Dire l’enfant pieux, l’enfant pauvre, l’enfant placé, l’enfant affligé par la dispersion soudaine de toute sa fratrie. L’enfant abusé par un électricien dans un vieux grenier. L’enfant violé plus de deux cents fois par un prêtre. Et dont le regard fait maintenant naufrage.

Dire l’impuissance, la colère, la tristesse, le désespoir, le sentiment d’abandon qui vous habitent  durant toutes ces années. Dire l’incompréhension, parce que tout se passe en silence. Parce que le secret est imposé et que vous étiez si jeune alors que vous ne pouviez que le respecter, vous dont la parole a été scellée, dans le choc de l’agression. Vous dont le for intérieur ne peut désormais que se morceler parce vous aviez dénoncé une première fois, en vain.

Il n’y a que le silence. Il ne reste que le silence, parce qu’il n’y pas de parole pour dire, pour le dénoncer, lui, le violeur, lui l’abuseur, lui le prêtre engagé, le capucin cultivé qui s’introduit dans  votre famille, cette famille pauvre qui est dans le besoin et que l’Eglise entretient. Cette famille qui prie tous les jours un Seigneur aveugle et sourd à la douleur du plus fragile de ses fils.

Il n’y a que le silence, qui vous emprisonnera dans cet enfer,  embourbé dans une loyauté qui paraît irréelle pour ceux qui ne savent pas. Ceux qui ne savent pas l’impossible révélation. La transgression ultime, ecclésiale, mais aussi la trahison ultime, familiale. Ceux qui ne savent pas ces meurtres pourtant millénaires, commis presque sous le regard bienveillant des adultes qui ne savent pas. Ne veulent pas savoir.
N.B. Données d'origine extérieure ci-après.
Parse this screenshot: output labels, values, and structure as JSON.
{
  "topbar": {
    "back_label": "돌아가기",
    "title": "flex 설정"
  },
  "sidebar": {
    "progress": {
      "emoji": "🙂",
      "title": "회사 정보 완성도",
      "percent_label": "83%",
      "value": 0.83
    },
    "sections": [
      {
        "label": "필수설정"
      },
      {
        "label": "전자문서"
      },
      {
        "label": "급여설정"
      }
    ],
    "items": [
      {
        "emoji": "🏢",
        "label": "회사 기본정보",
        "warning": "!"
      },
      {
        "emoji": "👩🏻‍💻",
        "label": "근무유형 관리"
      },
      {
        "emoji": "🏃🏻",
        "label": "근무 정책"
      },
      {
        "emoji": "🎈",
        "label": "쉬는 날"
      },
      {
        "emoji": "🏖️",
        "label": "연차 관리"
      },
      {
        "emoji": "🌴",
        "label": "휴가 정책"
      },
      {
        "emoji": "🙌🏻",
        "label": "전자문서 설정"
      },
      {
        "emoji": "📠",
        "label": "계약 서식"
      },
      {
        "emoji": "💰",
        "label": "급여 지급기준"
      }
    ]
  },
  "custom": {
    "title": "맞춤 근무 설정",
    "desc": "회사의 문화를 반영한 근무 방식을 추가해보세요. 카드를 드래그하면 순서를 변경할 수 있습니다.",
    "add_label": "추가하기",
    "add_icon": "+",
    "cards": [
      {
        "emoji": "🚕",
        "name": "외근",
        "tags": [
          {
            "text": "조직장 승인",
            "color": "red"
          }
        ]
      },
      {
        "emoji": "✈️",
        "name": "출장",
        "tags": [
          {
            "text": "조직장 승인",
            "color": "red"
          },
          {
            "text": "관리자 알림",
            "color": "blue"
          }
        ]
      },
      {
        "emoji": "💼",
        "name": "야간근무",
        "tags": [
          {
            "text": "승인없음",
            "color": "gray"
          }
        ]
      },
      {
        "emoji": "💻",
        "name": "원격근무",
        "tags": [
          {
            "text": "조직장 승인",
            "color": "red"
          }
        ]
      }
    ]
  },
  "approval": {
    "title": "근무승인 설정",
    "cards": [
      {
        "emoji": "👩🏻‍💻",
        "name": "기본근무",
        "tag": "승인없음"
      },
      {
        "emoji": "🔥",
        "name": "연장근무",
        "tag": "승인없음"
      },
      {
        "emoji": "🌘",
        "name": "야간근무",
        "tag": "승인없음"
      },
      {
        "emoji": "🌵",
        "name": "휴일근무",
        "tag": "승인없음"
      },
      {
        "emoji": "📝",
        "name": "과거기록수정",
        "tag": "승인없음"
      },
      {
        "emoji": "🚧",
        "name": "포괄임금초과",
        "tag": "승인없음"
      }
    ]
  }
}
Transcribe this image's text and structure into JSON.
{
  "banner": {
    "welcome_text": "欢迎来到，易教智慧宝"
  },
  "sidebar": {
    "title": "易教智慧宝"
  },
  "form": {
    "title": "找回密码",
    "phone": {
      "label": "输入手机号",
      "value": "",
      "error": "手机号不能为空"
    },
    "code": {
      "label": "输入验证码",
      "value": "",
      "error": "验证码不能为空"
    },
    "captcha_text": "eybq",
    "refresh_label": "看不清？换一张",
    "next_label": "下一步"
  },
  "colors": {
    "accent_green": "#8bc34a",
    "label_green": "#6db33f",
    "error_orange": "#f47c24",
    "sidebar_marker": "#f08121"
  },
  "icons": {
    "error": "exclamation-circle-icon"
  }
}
C’est dans le silence que votre grand-tante imposera un interdit, c’est toujours dans le silence qu’il vous violera une dernière fois. Et c’est dans ce silence sordide que vous vous sauvez, encore,  par la grâce de votre imaginaire, vous devenez alors un archange qui tente de s’enfuir par le trou de la serrure. Votre force, c’est votre capacité d’adaptation à l’horreur, « je me suis habitué à être violé comme un chien s’habitue à sa niche ». Votre force, c’est votre capacité à vous cacher, « je parlais beaucoup, c’est vrai, mais je taisais le plus important », mais sans vous renier. Votre force, c’est votre lucidité, « je n’ai jamais été dans le déni. J’étais conscient de ce que je vivais ».

Et aujourd’hui, vous parcourez votre vie en lui tenant la main. Cette lucidité, c’est votre héritage, gagné sur les cendres d’un destin qu’on aurait pu croire brisé. Mais non. Avec recul, sans colère, vous affrontez ces temps irréguliers, vous analysez les causes, vous cherchez les liens. Vous expliquez. Vous vous reconstruisez. Oui, vous êtes un homme debout, et ce malgré la faiblesse. Elle vous grandit, sachez-le. Votre force, c’est cette résilience qui s’entête, qui survit dans les terres les plus arides.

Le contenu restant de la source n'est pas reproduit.